In today’s Nature there is an article about the impact on science in the USA of the fiscal cliff. The conclusion is a bit startling.
- The US deficit is out of control. Spending is orders of magnitude greater than revenue. The government is something like 24% of GDP.
- The ‘Fiscal Cliff’ solves the problem by getting about 80% of the revenue from increased taxes, and 20% from reduced spending. Apparently the Pentagon is a big part of US Government spending, and it will be hit particularly hard. (Can you say, F-35?)
- Science will be scaled back, something like 8%. Not ideal, but doable.
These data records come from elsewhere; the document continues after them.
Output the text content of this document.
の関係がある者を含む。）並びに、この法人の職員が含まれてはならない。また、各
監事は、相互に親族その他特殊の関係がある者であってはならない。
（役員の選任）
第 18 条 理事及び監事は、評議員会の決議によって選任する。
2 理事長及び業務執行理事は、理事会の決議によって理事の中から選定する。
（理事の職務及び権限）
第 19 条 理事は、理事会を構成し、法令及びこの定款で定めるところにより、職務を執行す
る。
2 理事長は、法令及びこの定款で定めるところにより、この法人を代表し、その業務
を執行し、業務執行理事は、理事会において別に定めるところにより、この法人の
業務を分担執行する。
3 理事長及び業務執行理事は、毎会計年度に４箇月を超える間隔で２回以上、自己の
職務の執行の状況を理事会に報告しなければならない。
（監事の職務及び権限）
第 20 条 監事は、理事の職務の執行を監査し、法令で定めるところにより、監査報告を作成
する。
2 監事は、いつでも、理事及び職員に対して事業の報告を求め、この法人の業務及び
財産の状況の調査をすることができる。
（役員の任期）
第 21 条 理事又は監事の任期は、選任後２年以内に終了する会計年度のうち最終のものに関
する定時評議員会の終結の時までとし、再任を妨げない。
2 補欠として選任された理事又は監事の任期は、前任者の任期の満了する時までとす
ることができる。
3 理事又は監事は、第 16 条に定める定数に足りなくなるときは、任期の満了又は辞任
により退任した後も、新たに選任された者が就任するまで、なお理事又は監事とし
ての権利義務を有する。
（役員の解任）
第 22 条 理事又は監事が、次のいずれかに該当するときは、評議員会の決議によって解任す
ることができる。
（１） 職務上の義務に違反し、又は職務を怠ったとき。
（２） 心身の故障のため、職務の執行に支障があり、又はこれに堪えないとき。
- Basic social programs like medicare and medicaid are protected from funding cuts.
- Net Net: the fiscal cliff is a set of laws enacted because they could not agree what to do. What the fiscal cliff does is, fixes the deficit while refusing to do it on the backs of the poor or the middle class. This was perceived as a last-ditch disastrous way to fix the deficit.
It should be noted that personal income taxes in other countries are much higher than in the United States. The entitled 0.1% are lobbying their buns off to stay entitled.
Paul Krugman, the economist, said in the Nature article that going over the cliff might be the best solution. There is a risk of triggering a recession, but the impact of government spending on the economy is not well understood. Estimates range from, per dollar of government spending, to economic impact, of from .5 to 1.9. Nobody really knows how these things correlate.
Now for the dumb question.
We’ve been hearing a chicken-little sort of chorus that the sky is falling, especially if tax cuts for the rich expire. Who do you suppose is behind all this display of hand-wringing? The 99%? Perhaps not, eh?